Cuthbert Bede had also the advantage of seeing Cruikshank at work on that plate of his magazine which will make its two numbers live longer than many a serial which has lasted twenty years.
“When I first went into his studio,’’ says Cuthbert Bede, “there were many specimens of his work around him, oil paintings, etchings, and wood-block drawings in various stages of execution. He seemed to take a particular pleasure in showing me these, and in explaining their designs. The chief work on which he was thus engaged was his wondrous etching of ‘The Comet of 1853,’ which was to form the frontispiece for the projected magazine. On account of its dimensions—the actual plate, without the title, ‘Passing Events, or the Tail of the Comet of 1853,’ being 15 1/4 by 7 inches—it had to appear as a folding plate. It was crammed with hundreds of figures, giving, at one view, an epitome of the leading events of the year—the Peace Conference, the war between Russia and Turkey, the war in China, the Queen’s review of the troops at Chobham, the naval review at Portsmouth, Spirit Rapping, Table Turning, the Derby Day, Betting, the City Corporation Commission, John Gough and the Temperance Demonstration, the Nineveh Bulls, the Zulu Kaffirs and Earthmen, the Anteater, Albert Smith’s ‘Mont Blanc,’ Charles Kean’s ‘Sardanapalus,’ Bribery and Corruption, the Australian Gold Discovery, Mrs.
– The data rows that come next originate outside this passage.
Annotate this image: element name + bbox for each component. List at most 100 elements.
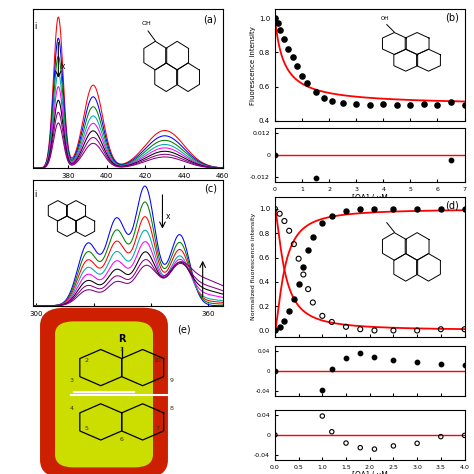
Point xyxy=(407,208,414,215)
Point xyxy=(356,326,364,333)
Point xyxy=(309,299,317,306)
Text: 6: 6 xyxy=(120,437,124,442)
Text: (d): (d) xyxy=(445,201,459,211)
Point xyxy=(298,73,306,80)
Point xyxy=(290,240,298,248)
Point xyxy=(276,210,283,218)
Text: (a): (a) xyxy=(203,14,217,24)
Point xyxy=(312,88,319,96)
Point xyxy=(390,327,397,334)
Point xyxy=(447,157,455,164)
Point xyxy=(295,281,302,288)
Y-axis label: Fluorescence intensity: Fluorescence intensity xyxy=(250,26,256,105)
Point xyxy=(380,100,387,108)
Point xyxy=(371,327,378,334)
Point xyxy=(300,283,307,290)
Text: 4: 4 xyxy=(70,406,74,411)
Text: x: x xyxy=(165,211,170,220)
Text: 1: 1 xyxy=(120,347,124,353)
Text: 7: 7 xyxy=(155,426,159,431)
Point xyxy=(290,208,298,215)
X-axis label: Wavelength / nm: Wavelength / nm xyxy=(92,322,164,331)
Point xyxy=(295,238,302,246)
Point xyxy=(371,353,378,361)
Point xyxy=(437,205,445,213)
Text: 8: 8 xyxy=(170,406,173,411)
Point xyxy=(407,101,414,109)
Point xyxy=(393,101,401,109)
Point xyxy=(319,386,326,393)
Point xyxy=(380,210,387,218)
Point xyxy=(371,205,378,213)
Point xyxy=(342,208,350,215)
Point xyxy=(328,212,336,220)
Point xyxy=(447,98,455,106)
Point xyxy=(298,74,306,82)
Point xyxy=(339,99,346,107)
Point xyxy=(420,193,428,201)
Point xyxy=(319,312,326,319)
Point xyxy=(290,295,298,302)
Point xyxy=(371,445,378,453)
Point xyxy=(461,326,468,333)
Point xyxy=(285,307,293,315)
Point xyxy=(342,354,350,362)
Text: (e): (e) xyxy=(177,324,191,334)
Point xyxy=(328,365,336,373)
Point xyxy=(390,442,397,450)
Point xyxy=(295,255,302,263)
Point xyxy=(300,271,307,278)
Point xyxy=(356,205,364,213)
Text: i: i xyxy=(34,22,36,31)
Point xyxy=(281,35,288,42)
Point xyxy=(281,317,288,325)
Y-axis label: Normalized fluorescence intensity: Normalized fluorescence intensity xyxy=(251,213,256,320)
Point xyxy=(437,326,445,333)
Point xyxy=(276,323,283,330)
Point xyxy=(393,208,401,216)
Point xyxy=(271,152,279,159)
Point xyxy=(276,26,284,34)
Point xyxy=(319,219,326,227)
Point xyxy=(461,432,468,439)
Point xyxy=(352,100,360,108)
Point xyxy=(274,19,282,27)
Point xyxy=(271,431,279,439)
Point xyxy=(413,205,421,213)
Point xyxy=(328,428,336,436)
Point xyxy=(339,233,346,241)
Point xyxy=(271,327,279,334)
Point xyxy=(300,264,307,271)
Point xyxy=(304,117,311,124)
Point xyxy=(420,100,428,108)
Point xyxy=(271,367,279,374)
Point xyxy=(437,433,445,440)
Point xyxy=(366,225,374,232)
Point xyxy=(352,229,360,237)
Text: 2: 2 xyxy=(84,358,89,363)
Point xyxy=(320,94,328,101)
Point xyxy=(304,246,312,254)
Point xyxy=(461,362,468,369)
Point xyxy=(390,205,397,213)
Point xyxy=(312,174,319,182)
Point xyxy=(276,321,283,328)
Point xyxy=(285,227,293,235)
Point xyxy=(342,323,350,330)
Point xyxy=(309,372,317,380)
Point xyxy=(342,439,350,447)
Text: 9: 9 xyxy=(169,378,173,383)
Point xyxy=(289,54,296,61)
X-axis label: [OA] / μM: [OA] / μM xyxy=(352,194,388,203)
Point xyxy=(356,349,364,357)
Text: 5: 5 xyxy=(84,426,88,431)
X-axis label: [OA] / μM: [OA] / μM xyxy=(352,471,388,474)
Point xyxy=(413,359,421,366)
Point xyxy=(281,232,288,239)
FancyBboxPatch shape xyxy=(41,309,166,474)
Point xyxy=(413,327,421,334)
Text: (c): (c) xyxy=(204,184,217,194)
Point xyxy=(328,233,336,240)
Point xyxy=(328,97,336,105)
Point xyxy=(366,101,374,109)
Stowe and ‘Uncle Tom,’ the New York and Dublin Exhibitions, the Vivarium, Guy Fawkes, Lord Mayor’s Day, Wyld’s Great Globe, Captain McClure and the North-west Passage, Miss Cunningham’s Seizure by the Grand Duke of Tuscany, the Ceiling-walker, Smithfield Cattle Show, Chiswick Flower Show, Christmas Merry-making, and the Pantomimes—these are among the subjects that appear in the Comet’s Tail, and the gradual progress of which to its ultimate perfection I was so fortunate as to see....
“The hundreds of tiny figures in this etching are shown with a distinctness and power of characterisation unrivalled by any other artist. I think that he surpassed Callot in this respect; and that no one could approach George Cruikshank in his vigorous, life-like, and picturesque delineation of surging crowds and packed masses of human beings.”
It was his wont to open a serial with a tour-de-force of this description.